Boris Johnson a déclaré qu’il ne tolérerait pas « la menace d’une frontière en mer d’Irlande »

Vendredi, M. Johnson a eu un appel Zoom avec environ 250 de ses députés, dans lequel il a déclaré que le parti ne pouvait pas revenir à de «misérables querelles» à propos de l’Europe.

Cela s’inscrit dans le cadre d’un plan de modification du projet de loi élaboré par des conservateurs de haut rang qui sont en colère contre le droit international qui pourrait être enfreint en annulant l’accord de retrait signé par le premier ministre en octobre dernier.

L’Irlande et l’UE ont toutes deux averti que les plans de M. Johnson présentaient un risque sérieux pour le processus de paix plutôt que de protéger l’accord du Vendredi saint, comme le prétend le gouvernement.

Le Premier ministre a déclaré qu’il était devenu clair qu’il pourrait y avoir un « grave malentendu » entre le Royaume-Uni et l’UE au sujet de l’accord de retrait.

Il a déclaré que le Royaume-Uni doit être protégé de ce qu’il a appelé un « désastre » de l’UE étant capable de « découper notre pays » et de « mettre en danger la paix et la stabilité en Irlande du Nord ».

M. Johnson a déclaré qu’il y avait encore « de très bonnes chances » que le Royaume-Uni et l’UE concluent un accord à la mi-octobre similaire à celui précédemment convenu entre l’UE et le Canada – qui éliminait la plupart, mais pas tous, des droits de douane sur les marchandises.

Mais dans une chronique du Daily Telegraph, il a accusé l’UE d’avoir adopté une interprétation « extrême » du protocole d’Irlande du Nord pour imposer « une frontière commerciale à grande échelle le long de la mer d’Irlande » qui pourrait arrêter le transport de nourriture de la Grande-Bretagne vers le Nord. Irlande.

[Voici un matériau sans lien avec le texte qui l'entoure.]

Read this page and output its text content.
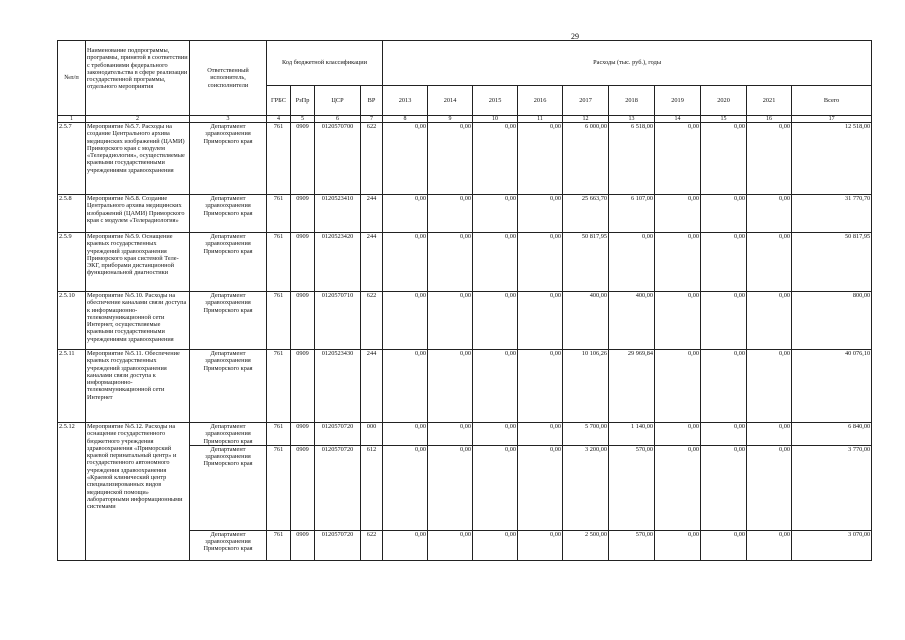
29
№п/п	Наименование подпрограммы, программы, принятой в соответствии с требованиями федерального законодательства в сфере реализации государственной программы, отдельного мероприятия	Ответственный исполнитель, соисполнители	Код бюджетной классификации				Расходы (тыс. руб.), годы									
			ГРБС	РзПр	ЦСР	ВР	2013	2014	2015	2016	2017	2018	2019	2020	2021	Всего
1	2	3	4	5	6	7	8	9	10	11	12	13	14	15	16	17
2.5.7	Мероприятие №5.7. Расходы на создание Центрального архива медицинских изображений (ЦАМИ) Приморского края с модулем «Телерадиология», осуществляемые краевыми государственными учреждениями здравоохранения	Департамент здравоохранения Приморского края	761	0909	0120570700	622	0,00	0,00	0,00	0,00	6 000,00	6 518,00	0,00	0,00	0,00	12 518,00
2.5.8	Мероприятие №5.8. Создание Центрального архива медицинских изображений (ЦАМИ) Приморского края с модулем «Телерадиология»	Департамент здравоохранения Приморского края	761	0909	0120523410	244	0,00	0,00	0,00	0,00	25 663,70	6 107,00	0,00	0,00	0,00	31 770,70
2.5.9	Мероприятие №5.9. Оснащение краевых государственных учреждений здравоохранения Приморского края системой Теле-ЭКГ, приборами дистанционной функциональной диагностики	Департамент здравоохранения Приморского края	761	0909	0120523420	244	0,00	0,00	0,00	0,00	50 817,95	0,00	0,00	0,00	0,00	50 817,95
2.5.10	Мероприятие №5.10. Расходы на обеспечение каналами связи доступа к информационно-телекоммуникационной сети Интернет, осуществляемые краевыми государственными учреждениями здравоохранения	Департамент здравоохранения Приморского края	761	0909	0120570710	622	0,00	0,00	0,00	0,00	400,00	400,00	0,00	0,00	0,00	800,00
2.5.11	Мероприятие №5.11. Обеспечение краевых государственных учреждений здравоохранения каналами связи доступа к информационно-телекоммуникационной сети Интернет	Департамент здравоохранения Приморского края	761	0909	0120523430	244	0,00	0,00	0,00	0,00	10 106,26	29 969,84	0,00	0,00	0,00	40 076,10
2.5.12	Мероприятие №5.12. Расходы на оснащение государственного бюджетного учреждения здравоохранения «Приморский краевой перинатальный центр» и государственного автономного учреждения здравоохранения «Краевой клинический центр специализированных видов медицинской помощи» лабораторными информационными системами	Департамент здравоохранения Приморского края	761	0909	0120570720	000	0,00	0,00	0,00	0,00	5 700,00	1 140,00	0,00	0,00	0,00	6 840,00
		Департамент здравоохранения Приморского края	761	0909	0120570720	612	0,00	0,00	0,00	0,00	3 200,00	570,00	0,00	0,00	0,00	3 770,00
		Департамент здравоохранения Приморского края	761	0909	0120570720	622	0,00	0,00	0,00	0,00	2 500,00	570,00	0,00	0,00	0,00	3 070,00
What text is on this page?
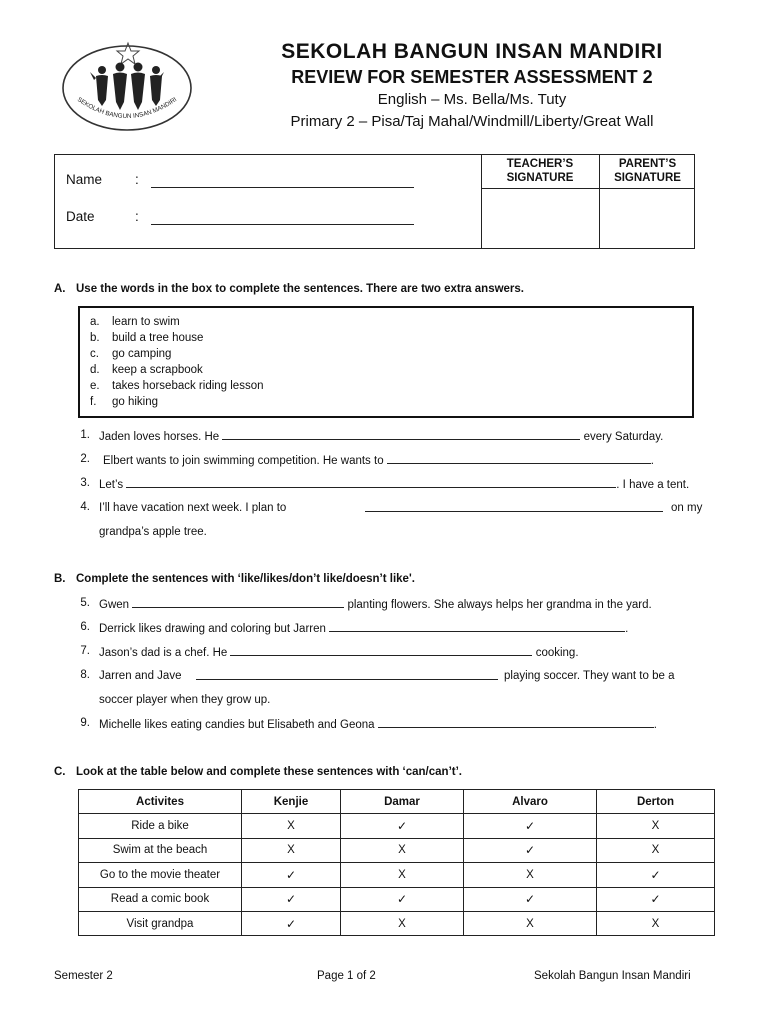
SEKOLAH BANGUN INSAN MANDIRI
SEKOLAH BANGUN INSAN MANDIRI
REVIEW FOR SEMESTER ASSESSMENT 2
English – Ms. Bella/Ms. Tuty
Primary 2 – Pisa/Taj Mahal/Windmill/Liberty/Great Wall
TEACHER’S
SIGNATURE
PARENT’S
SIGNATURE
Name :
Date	:
A. Use the words in the box to complete the sentences. There are two extra answers.
a. learn to swim
b. build a tree house
c. go camping
d. keep a scrapbook
e. takes horseback riding lesson
f. go hiking
1. Jaden loves horses. He	every Saturday.
2. Elbert wants to join swimming competition. He wants to	.
3. Let’s	. I have a tent.
4. I’ll have vacation next week. I plan to	on my
grandpa’s apple tree.
B. Complete the sentences with ‘like/likes/don’t like/doesn’t like'.
5. Gwen	planting flowers. She always helps her grandma in the yard.
6. Derrick likes drawing and coloring but Jarren	.
7. Jason’s dad is a chef. He	cooking.
8. Jarren and Jave	playing soccer. They want to be a
soccer player when they grow up.
9. Michelle likes eating candies but Elisabeth and Geona	.
C. Look at the table below and complete these sentences with ‘can/can’t’.
Activites	Kenjie	Damar	Alvaro	Derton
Ride a bike	X	✓	✓	X
Swim at the beach	X	X	✓	X
Go to the movie theater	✓	X	X	✓
Read a comic book	✓	✓	✓	✓
Visit grandpa	✓	X	X	X
Semester 2	Page 1 of 2	Sekolah Bangun Insan Mandiri
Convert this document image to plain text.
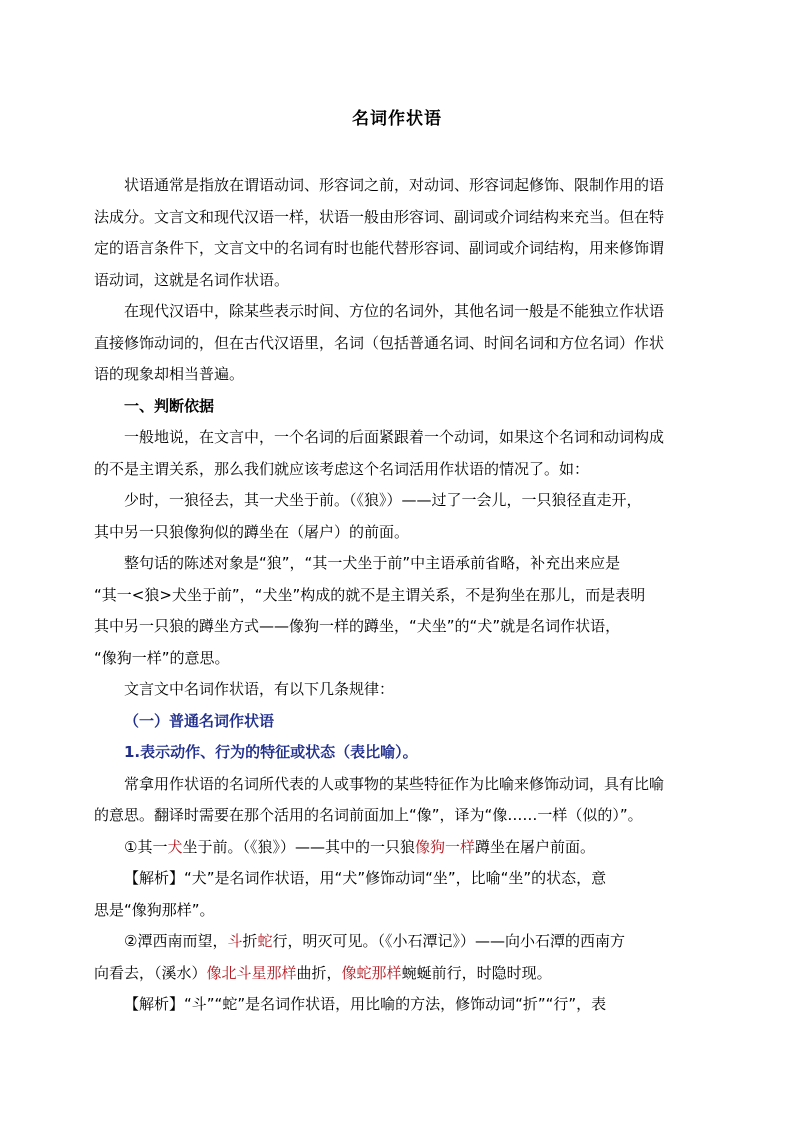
名词作状语
状语通常是指放在谓语动词、形容词之前，对动词、形容词起修饰、限制作用的语
法成分。文言文和现代汉语一样，状语一般由形容词、副词或介词结构来充当。但在特
定的语言条件下，文言文中的名词有时也能代替形容词、副词或介词结构，用来修饰谓
语动词，这就是名词作状语。
在现代汉语中，除某些表示时间、方位的名词外，其他名词一般是不能独立作状语
直接修饰动词的，但在古代汉语里，名词（包括普通名词、时间名词和方位名词）作状
语的现象却相当普遍。
一、判断依据
一般地说，在文言中，一个名词的后面紧跟着一个动词，如果这个名词和动词构成
的不是主谓关系，那么我们就应该考虑这个名词活用作状语的情况了。如：
少时，一狼径去，其一犬坐于前。（《狼》）——过了一会儿，一只狼径直走开，
其中另一只狼像狗似的蹲坐在（屠户）的前面。
整句话的陈述对象是“狼”，“其一犬坐于前”中主语承前省略，补充出来应是
“其一<狼>犬坐于前”，“犬坐”构成的就不是主谓关系，不是狗坐在那儿，而是表明
其中另一只狼的蹲坐方式——像狗一样的蹲坐，“犬坐”的“犬”就是名词作状语，
“像狗一样”的意思。
文言文中名词作状语，有以下几条规律：
（一）普通名词作状语
1.表示动作、行为的特征或状态（表比喻）。
常拿用作状语的名词所代表的人或事物的某些特征作为比喻来修饰动词，具有比喻
的意思。翻译时需要在那个活用的名词前面加上“像”，译为“像……一样（似的）”。
①其一犬坐于前。（《狼》）——其中的一只狼像狗一样蹲坐在屠户前面。
【解析】“犬”是名词作状语，用“犬”修饰动词“坐”，比喻“坐”的状态，意
思是“像狗那样”。
②潭西南而望，斗折蛇行，明灭可见。（《小石潭记》）——向小石潭的西南方
向看去，（溪水）像北斗星那样曲折，像蛇那样蜿蜒前行，时隐时现。
【解析】“斗”“蛇”是名词作状语，用比喻的方法，修饰动词“折”“行”，表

M. Gove a déclaré à l’émission Today de BBC Radio 4 qu’il serait « irrationnel » de ne pas autoriser le transport de denrées alimentaires de cette manière, ce qui se produirait si le Royaume-Uni n’obtenait pas la liste des pays tiers. Une telle liste est nécessaire pour l’exportation de denrées alimentaires.

Le député d’arrière-ban conservateur Sir Bob Neill, qui préside le Comité de la justice des Communes, dépose un amendement au projet de loi pour essayer de forcer un vote parlementaire séparé sur toute modification de l’accord de retrait.

« Je pense que c’est un acte potentiellement nuisible pour ce pays, cela nuirait à notre réputation et je pense que cela rendra plus difficile la conclusion d’accords commerciaux à l’avenir », a-t-il déclaré.